In just two or three generations, the soil of thousands of years of tradition has been eroded worldwide, and nothing is replacing it. Returning to the traditions and the moral systems of the past is worse than an exercise in futility; it hastens the inner erosion, while providing fertile ground for cynical political reactionaries such as Vladimir Putin.
Lest you think this is a Russian story, listen carefully to the tone rather than the content of many of Barack Obama’s speeches. Unless his competitive juices are flowing, his deadpan readings, so opposite from the soaring addresses that made him president, betray not just the hollowness of the man, but of a nation.
In the Islamic world, the rump of religious passion incites the slaughter of consumers in a materialistic mall of America transplanted to the evolutionary birthplace of humankind. Just as Bush-Cheney worked for the devil and called him Jesus in Iraq, heartless swine invoke Mohammed as they fly airliners into skyscrapers or gun down children shopping with their mothers.
What can the person do that still feels and cares, despite such soul-searing events? Is there something beyond the mind and mayhem of man?
Many are searching, but most still look outward, even if they perform the rituals of Buddhism and sit in stony silence in oxymoronic group meditation. One has to truly know how to look within. And when a person does, they need not wander through the darkness of consciousness completely alone.
Often, at the end of the day (to use the political cliché), I’m not sure of much. The big question, whether man is plunging irretrievably into self-made darkness, haunts me.
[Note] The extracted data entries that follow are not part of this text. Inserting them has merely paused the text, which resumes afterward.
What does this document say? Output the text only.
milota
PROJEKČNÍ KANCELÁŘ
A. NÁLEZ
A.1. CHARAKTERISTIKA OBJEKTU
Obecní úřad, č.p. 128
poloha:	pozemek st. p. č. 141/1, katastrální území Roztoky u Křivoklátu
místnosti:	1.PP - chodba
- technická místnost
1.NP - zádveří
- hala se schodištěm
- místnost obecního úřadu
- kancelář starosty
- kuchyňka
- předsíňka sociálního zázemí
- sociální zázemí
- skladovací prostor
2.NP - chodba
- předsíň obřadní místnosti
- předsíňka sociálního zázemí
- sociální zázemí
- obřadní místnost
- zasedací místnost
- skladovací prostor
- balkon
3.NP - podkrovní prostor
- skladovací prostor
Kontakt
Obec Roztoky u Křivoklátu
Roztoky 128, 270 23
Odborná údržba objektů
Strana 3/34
But I am sure of one thing—there is something beyond thought, and that when the mind is deeply quiet, one feels at least an intimation of the sacred.
Call the methodless process by which one quiets the mind and opens the heart meditation, or whatever you wish. But take the time and set aside activity, as well as thinking, ruminating and imagining, and simply passively observe each thought and feeling as they arise. I’ve found it helps to jot things down that one wants to think about or do, which creates inner space by setting aside past associations and present problems, and puts things in order naturally, without effort.
Sit outside if possible, and open your senses. You’ll find, if you listen openly and attentively, that you’re soon able to hear things at a distance, without naming. Let your awareness quicken and become faster than your thoughts. You’ll see that there is a perpetual habit of separation—a ‘me’ that always stands apart, an observer what is happening within one.
Observe that, allowing awareness to catch the mind in the act of dividing itself from itself, and separation ends. Then a cleansing, renewing and sanctifying movement of negation begins.